Sindh-Balochistan coast under environmental pressure: report
KARACHI: Environment experts have called for incorporating scientific principles of protecting the coast in development projects being undertaken along it, as coastal erosion according to them has aggravated in the areas where unplanned construction has been undertaken.
There was a need for a policy to deal with the situation, they said while speaking at a national consultative workshop organised by the International Union for Conservation of Nature (IUCN) in collaboration with the Climate Change Division under the federal government.
The programme was held to discuss and debate the draft of a national assessment report on coastal erosion in Pakistan. It was part of a two-year regional project, Strengthening the Resilience of Coastal Communities, Ecosystems, and Economies to Sea-Level Rise and Coastal Erosion, funded by the Mangroves for the Future (MFF) Initiative.
Sharing the findings of the report, the speakers said the coast of Sindh and Balochistan was under environmental pressure due to development activities being undertaken for the construction of harbours and ports, dredging, land reclamation, disposal of solid waste and sewage. These activities, they said, had made the coast vulnerable to erosion.
The beaches along Balochistan coast that used to be stabilised until the late 1980s had now been facing massive erosion at Kund Hub, Gadani, Damb, Pasni, Gwadar, and Jiwani, due to development of structures in the coastal zones, they said. At some areas, they added, erosion was so strong that seawater had found its way to enter the residences of the local community. Shah Bundar, Jati, Kharo Chan, Keti Bundar, Ghorabari, Bundal were the areas in Sindh facing fast erosion due to sea intrusion, they said, warning that the process would speed up on account of climate change and there was a need for future planning.
The speakers strongly recommended to the authorities concerned that coastal development authorities of Sindh and Balochistan should set up a task force to monitor and control the coastal erosion.
They also appreciated the mangroves conservation and plantation along the coast, as these trees presented a natural solution to save the coast.
“Given the scale of the adverse impacts of climate change, intensive collaborative efforts are needed to promote sustainable management of coastal resources, as no single initiative or agency can address all of these issues single-handedly,” said Sindh Chief Secretary Sajjad Saleem Hotiana in his keynote address.
He expressed the hope that the report on coastal erosion would help draw the attention of coastal stakeholders and policy makers to the emerging problem and strengthen regional collaboration.
Dr Wong Poh Poh, a consultant to the coordinating body on the Seas of East Asia, United Nations Environment Programme, said the national assessment report would not only address the coastal erosion but would also be a major document and reference in the development of new plans, policies, strategies and programmes on integrated coastal management.

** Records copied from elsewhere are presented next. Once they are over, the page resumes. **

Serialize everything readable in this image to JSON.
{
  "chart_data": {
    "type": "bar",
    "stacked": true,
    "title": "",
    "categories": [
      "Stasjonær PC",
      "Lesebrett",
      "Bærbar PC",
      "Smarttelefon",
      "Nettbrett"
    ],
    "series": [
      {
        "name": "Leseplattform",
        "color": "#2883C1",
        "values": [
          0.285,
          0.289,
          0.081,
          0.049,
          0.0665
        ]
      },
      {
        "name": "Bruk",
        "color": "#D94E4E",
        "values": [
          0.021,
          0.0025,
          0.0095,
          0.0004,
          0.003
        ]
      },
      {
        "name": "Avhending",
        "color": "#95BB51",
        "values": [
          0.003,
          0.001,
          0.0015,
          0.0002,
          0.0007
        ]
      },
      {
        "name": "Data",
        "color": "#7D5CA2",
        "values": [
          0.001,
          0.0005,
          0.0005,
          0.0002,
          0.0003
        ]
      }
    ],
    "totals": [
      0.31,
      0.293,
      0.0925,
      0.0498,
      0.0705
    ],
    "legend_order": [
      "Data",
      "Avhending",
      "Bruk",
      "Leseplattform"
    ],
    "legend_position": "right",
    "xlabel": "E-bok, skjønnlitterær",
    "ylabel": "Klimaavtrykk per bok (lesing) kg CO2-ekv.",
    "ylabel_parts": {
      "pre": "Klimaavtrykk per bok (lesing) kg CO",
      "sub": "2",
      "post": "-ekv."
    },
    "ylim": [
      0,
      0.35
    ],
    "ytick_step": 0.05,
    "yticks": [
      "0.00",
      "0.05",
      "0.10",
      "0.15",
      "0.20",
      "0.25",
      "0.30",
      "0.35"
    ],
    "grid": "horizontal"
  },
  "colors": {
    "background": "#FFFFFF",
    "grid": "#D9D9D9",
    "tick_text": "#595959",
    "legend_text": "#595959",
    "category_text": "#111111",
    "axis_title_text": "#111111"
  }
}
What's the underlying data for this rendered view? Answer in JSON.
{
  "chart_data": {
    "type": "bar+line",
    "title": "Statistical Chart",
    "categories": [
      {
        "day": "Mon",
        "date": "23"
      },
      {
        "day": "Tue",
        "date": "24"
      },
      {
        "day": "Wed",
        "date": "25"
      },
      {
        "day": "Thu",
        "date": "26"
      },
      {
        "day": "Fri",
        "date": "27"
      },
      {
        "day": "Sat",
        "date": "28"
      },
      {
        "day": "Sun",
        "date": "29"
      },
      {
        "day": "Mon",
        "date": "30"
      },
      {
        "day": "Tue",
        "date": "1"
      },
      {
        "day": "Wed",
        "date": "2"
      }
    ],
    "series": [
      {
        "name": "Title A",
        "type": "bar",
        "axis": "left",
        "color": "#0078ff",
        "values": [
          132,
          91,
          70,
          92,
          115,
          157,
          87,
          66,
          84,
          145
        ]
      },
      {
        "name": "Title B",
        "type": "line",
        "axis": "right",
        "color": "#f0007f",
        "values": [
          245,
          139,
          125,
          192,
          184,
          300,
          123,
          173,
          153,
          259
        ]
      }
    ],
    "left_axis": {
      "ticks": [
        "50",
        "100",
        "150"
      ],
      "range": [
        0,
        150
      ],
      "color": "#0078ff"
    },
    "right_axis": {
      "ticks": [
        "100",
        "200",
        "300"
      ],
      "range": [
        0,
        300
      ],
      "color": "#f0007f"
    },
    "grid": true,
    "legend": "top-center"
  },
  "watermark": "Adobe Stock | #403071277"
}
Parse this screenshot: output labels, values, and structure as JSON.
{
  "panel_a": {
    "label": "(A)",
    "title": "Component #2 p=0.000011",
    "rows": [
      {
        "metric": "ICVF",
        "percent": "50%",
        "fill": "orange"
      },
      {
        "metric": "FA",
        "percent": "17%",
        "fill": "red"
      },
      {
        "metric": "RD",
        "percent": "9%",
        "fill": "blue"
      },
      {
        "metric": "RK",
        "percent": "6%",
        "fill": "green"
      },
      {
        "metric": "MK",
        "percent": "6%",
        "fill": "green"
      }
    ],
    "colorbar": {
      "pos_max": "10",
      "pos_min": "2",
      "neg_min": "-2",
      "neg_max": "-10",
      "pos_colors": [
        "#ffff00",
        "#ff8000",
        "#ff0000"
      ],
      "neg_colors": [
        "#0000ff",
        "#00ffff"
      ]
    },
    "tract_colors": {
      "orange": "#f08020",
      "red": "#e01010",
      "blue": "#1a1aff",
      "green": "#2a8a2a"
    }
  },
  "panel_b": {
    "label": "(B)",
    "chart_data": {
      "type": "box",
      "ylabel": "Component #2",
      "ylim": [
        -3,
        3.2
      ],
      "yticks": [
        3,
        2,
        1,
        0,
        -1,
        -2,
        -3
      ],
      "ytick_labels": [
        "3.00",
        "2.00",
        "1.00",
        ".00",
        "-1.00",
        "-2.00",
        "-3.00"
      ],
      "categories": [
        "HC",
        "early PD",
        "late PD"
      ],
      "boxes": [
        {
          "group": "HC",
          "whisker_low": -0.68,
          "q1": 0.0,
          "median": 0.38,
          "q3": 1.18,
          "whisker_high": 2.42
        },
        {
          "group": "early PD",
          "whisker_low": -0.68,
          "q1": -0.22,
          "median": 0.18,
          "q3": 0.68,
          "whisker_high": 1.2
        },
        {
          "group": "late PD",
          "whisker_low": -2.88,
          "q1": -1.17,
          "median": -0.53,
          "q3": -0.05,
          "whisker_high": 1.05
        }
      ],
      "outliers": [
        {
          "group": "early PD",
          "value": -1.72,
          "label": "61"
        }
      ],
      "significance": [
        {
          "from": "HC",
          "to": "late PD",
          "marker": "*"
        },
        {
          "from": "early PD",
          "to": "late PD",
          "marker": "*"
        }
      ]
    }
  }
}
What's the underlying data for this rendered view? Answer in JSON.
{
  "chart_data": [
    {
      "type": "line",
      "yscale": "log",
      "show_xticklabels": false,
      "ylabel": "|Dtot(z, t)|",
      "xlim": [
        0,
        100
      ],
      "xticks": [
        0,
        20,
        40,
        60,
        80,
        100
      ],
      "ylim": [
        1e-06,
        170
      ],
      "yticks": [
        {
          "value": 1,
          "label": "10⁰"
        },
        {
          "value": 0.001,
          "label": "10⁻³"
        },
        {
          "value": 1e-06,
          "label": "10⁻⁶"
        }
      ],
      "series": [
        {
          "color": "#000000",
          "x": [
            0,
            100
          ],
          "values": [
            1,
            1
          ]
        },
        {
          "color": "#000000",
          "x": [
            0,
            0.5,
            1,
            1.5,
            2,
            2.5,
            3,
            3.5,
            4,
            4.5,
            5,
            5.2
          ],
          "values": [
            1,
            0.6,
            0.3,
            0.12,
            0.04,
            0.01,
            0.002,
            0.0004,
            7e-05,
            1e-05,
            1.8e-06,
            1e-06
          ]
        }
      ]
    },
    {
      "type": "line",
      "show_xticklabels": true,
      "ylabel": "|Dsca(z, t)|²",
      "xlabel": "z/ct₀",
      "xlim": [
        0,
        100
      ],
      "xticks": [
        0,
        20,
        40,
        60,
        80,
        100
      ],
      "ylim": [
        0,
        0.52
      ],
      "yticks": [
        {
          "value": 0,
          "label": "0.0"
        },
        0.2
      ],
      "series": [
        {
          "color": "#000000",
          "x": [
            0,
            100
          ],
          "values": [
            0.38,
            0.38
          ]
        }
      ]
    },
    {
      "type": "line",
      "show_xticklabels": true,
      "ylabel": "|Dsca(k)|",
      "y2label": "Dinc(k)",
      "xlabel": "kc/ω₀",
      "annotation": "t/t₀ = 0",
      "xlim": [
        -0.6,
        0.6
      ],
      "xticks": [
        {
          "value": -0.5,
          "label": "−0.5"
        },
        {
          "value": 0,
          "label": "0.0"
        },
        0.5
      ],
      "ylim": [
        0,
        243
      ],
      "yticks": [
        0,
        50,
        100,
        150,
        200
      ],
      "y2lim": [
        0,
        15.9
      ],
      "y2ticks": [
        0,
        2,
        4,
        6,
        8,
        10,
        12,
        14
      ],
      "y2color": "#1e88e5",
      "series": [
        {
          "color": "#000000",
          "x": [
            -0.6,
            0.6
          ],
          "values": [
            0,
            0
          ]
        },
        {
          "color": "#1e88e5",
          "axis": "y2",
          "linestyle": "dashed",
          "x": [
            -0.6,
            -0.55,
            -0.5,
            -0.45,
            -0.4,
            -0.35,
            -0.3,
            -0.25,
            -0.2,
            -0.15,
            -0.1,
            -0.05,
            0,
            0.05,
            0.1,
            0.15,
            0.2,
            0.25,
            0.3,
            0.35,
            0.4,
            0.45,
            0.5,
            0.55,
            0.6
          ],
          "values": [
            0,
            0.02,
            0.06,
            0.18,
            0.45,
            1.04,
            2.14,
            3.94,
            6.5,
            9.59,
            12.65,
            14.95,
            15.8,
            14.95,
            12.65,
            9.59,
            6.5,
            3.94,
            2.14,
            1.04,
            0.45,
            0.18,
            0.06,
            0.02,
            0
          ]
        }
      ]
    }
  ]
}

Aban Marker Kabraji, the IUCN Regional Director for Asia, highlighted efforts of her organisation that she said had planted a large number of mangroves along the vulnerable coasts across the region as mangroves acted as a major protection against sea level rise in low-lying inland areas.
She also underscored the need for conducting studies on the extent of tree-coverage required along the coasts prior to the plantation of mangroves.
Earlier, IUCN Pakistan Country Representative Mahmood Akhtar Cheema in his welcome address said the organisation had been taking necessary steps towards promoting institutional collaboration at the national and regional levels and was actively engaged in the conservation of coastal mangrove ecosystem in collaboration with provincial forest departments of Sindh and Balochistan contributing to minimising the negative impacts of climate change – such as coastal erosion and sea erosion.
The Mangroves for the Future (MFF) Initiative focuses on two countries – Thailand and Pakistan – and is being implemented by the United Nations Environment Programme (UNEP) and the Coordinating Body of the Seas of East Asia (COBSEA) in collaboration with national partner institutions in Thailand and Pakistan.
In Pakistan, Climate Change Division, Islamabad is acting as the National Focal Agency for supervising and guiding the implementation of the project activities through the IUCN, Pakistan.